Environmental scientists and engineers consider many geological, climatological, hydrological, and surface and subsurface land use criteria to determine whether a plot of land is suitable or unsuitable for a LLRW facility. Each criterion can be represented with geographic data, and visualized as a thematic map. In theory, the site selection problem is as simple as compiling onto a single map all the disqualified areas on the individual maps, and then choosing among whatever qualified locations remain. In practice, of course, it is not so simple.
There is nothing new about superimposing multiple thematic maps to reveal optimal locations. One of the earliest and most eloquent descriptions of the process was written by Ian McHarg, a landscape architect and planner, in his influential book Design With Nature. In a passage describing the process he and his colleagues used to determine the least destructive route for a new roadway, McHarg (1971) wrote:
...let us map physiographic factors so that the darker the tone, the greater the cost. Let us similarly map social values so that the darker the tone, the higher the value. Let us make the maps transparent. When these are superimposed, the least-social-cost areas are revealed by the lightest tone. (p. 34).

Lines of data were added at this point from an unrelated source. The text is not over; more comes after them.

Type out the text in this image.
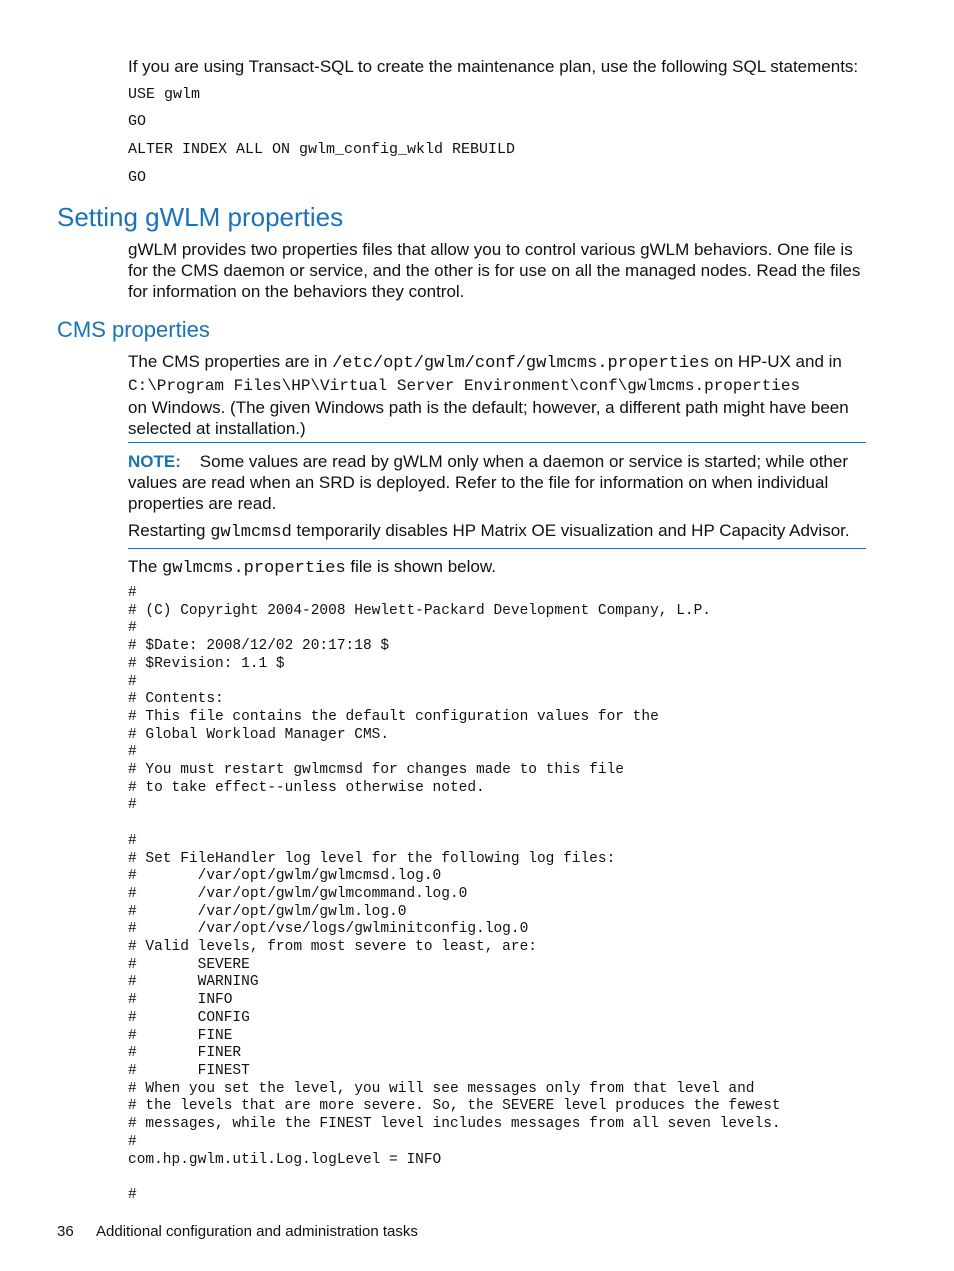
If you are using Transact-SQL to create the maintenance plan, use the following SQL statements:
USE gwlm
GO
ALTER INDEX ALL ON gwlm_config_wkld REBUILD
GO
Setting gWLM properties
gWLM provides two properties files that allow you to control various gWLM behaviors. One file is for the CMS daemon or service, and the other is for use on all the managed nodes. Read the files for information on the behaviors they control.
CMS properties
The CMS properties are in /etc/opt/gwlm/conf/gwlmcms.properties on HP-UX and in
C:\Program Files\HP\Virtual Server Environment\conf\gwlmcms.properties
on Windows. (The given Windows path is the default; however, a different path might have been selected at installation.)
NOTE: Some values are read by gWLM only when a daemon or service is started; while other values are read when an SRD is deployed. Refer to the file for information on when individual properties are read.
Restarting gwlmcmsd temporarily disables HP Matrix OE visualization and HP Capacity Advisor.
The gwlmcms.properties file is shown below.
#
# (C) Copyright 2004-2008 Hewlett-Packard Development Company, L.P.
#
# $Date: 2008/12/02 20:17:18 $
# $Revision: 1.1 $
#
# Contents:
# This file contains the default configuration values for the
# Global Workload Manager CMS.
#
# You must restart gwlmcmsd for changes made to this file
# to take effect--unless otherwise noted.
#

#
# Set FileHandler log level for the following log files:
#       /var/opt/gwlm/gwlmcmsd.log.0
#       /var/opt/gwlm/gwlmcommand.log.0
#       /var/opt/gwlm/gwlm.log.0
#       /var/opt/vse/logs/gwlminitconfig.log.0
# Valid levels, from most severe to least, are:
#       SEVERE
#       WARNING
#       INFO
#       CONFIG
#       FINE
#       FINER
#       FINEST
# When you set the level, you will see messages only from that level and
# the levels that are more severe. So, the SEVERE level produces the fewest
# messages, while the FINEST level includes messages from all seven levels.
#
com.hp.gwlm.util.Log.logLevel = INFO

#
36 Additional configuration and administration tasks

As you probably know, this process has become known as map overlay. Storing digital data in multiple "layers" is not unique to GIS, of course; computer-aided design (CAD) packages and even spreadsheets also support layering. What's unique about GIS, and important about map overlay, is its ability to generate a new data layer as a product of existing layers. In the example illustrated below, for example, analysts at Penn State's Environmental Resources Research Institute estimated the agricultural pollution potential of every major watershed in the state by overlaying watershed boundaries, the slope of the terrain (calculated from USGS DEMs), soil types (from U.S. Soil Conservation Service data), land use patterns (from the USGS LULC data), and animal loading (livestock wastes estimated from the U.S. Census Bureau's Census of Agriculture).
As illustrated below, map overlay can be implemented in either vector or raster systems. In the vector case, often referred to as polygon overlay, the intersection of two or more data layers produces new features (polygons). Attributes (symbolized as colors in the illustration) of intersecting polygons are combined. The raster implementation (known as grid overlay) combines attributes within grid cells that align exactly. Misaligned grids must be resampled to common formats.
Polygon and grid overlay procedures produce useful information only if they are performed on data layers that are properly georegistered. Data layers must be referenced to the same coordinate system (e.g., the same UTM and SPC zones), the same map projection (if any), and the same datum (horizontal and vertical, based upon the same reference ellipsoid). Furthermore, locations must be specified with coordinates that share the same unit of measure.